- Coordinates: 33°46′07″N 98°32′14″W﻿ / ﻿33.76861°N 98.53722°W
- Country: United States
- State: Texas
- County: Archer
- Elevation: 981 ft (299 m)
- Time zone: UTC-6 (Central (CST))
- • Summer (DST): UTC-5 (CDT)
- GNIS feature ID: 1359791

= Huff, Texas =

Huff (also known as Hufftown, and later as Huff Community) is a ghost town in northeastern Archer County, Texas, United States. It is part of the Wichita Falls, Texas Metropolitan Statistical Area.

Huff lies adjacent to Lake Creek, 8 mi south of Lakeside City, just east of Texas State Highway 79.

==History==
The town was named for Charles C. Huff, an attorney for the Wichita Falls and Southern Railway. In 1908, the railroad founded the town site as a switching site. Next to the tracks, they built a giant concrete cistern that held a rail tank car-full of water that the railroad hauled in for the community's source of fresh water.
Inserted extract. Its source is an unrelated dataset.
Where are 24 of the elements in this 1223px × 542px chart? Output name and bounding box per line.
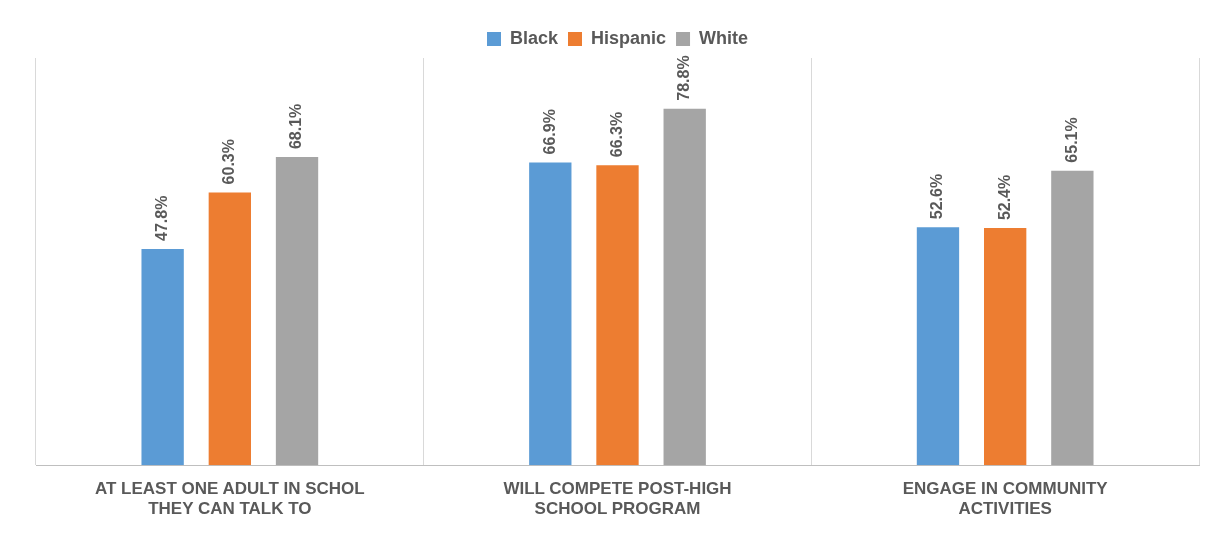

A post office operated at Huff from 1909 to 1913, as did a blacksmith shop, a general store, and a school. By 1936, only a school and some scattered dwellings remained. The town site became a gathering place for area cattle ranchers, using the old school as a community center.

==Geography==
Lakeside City is located at (33.830714,-98.538943).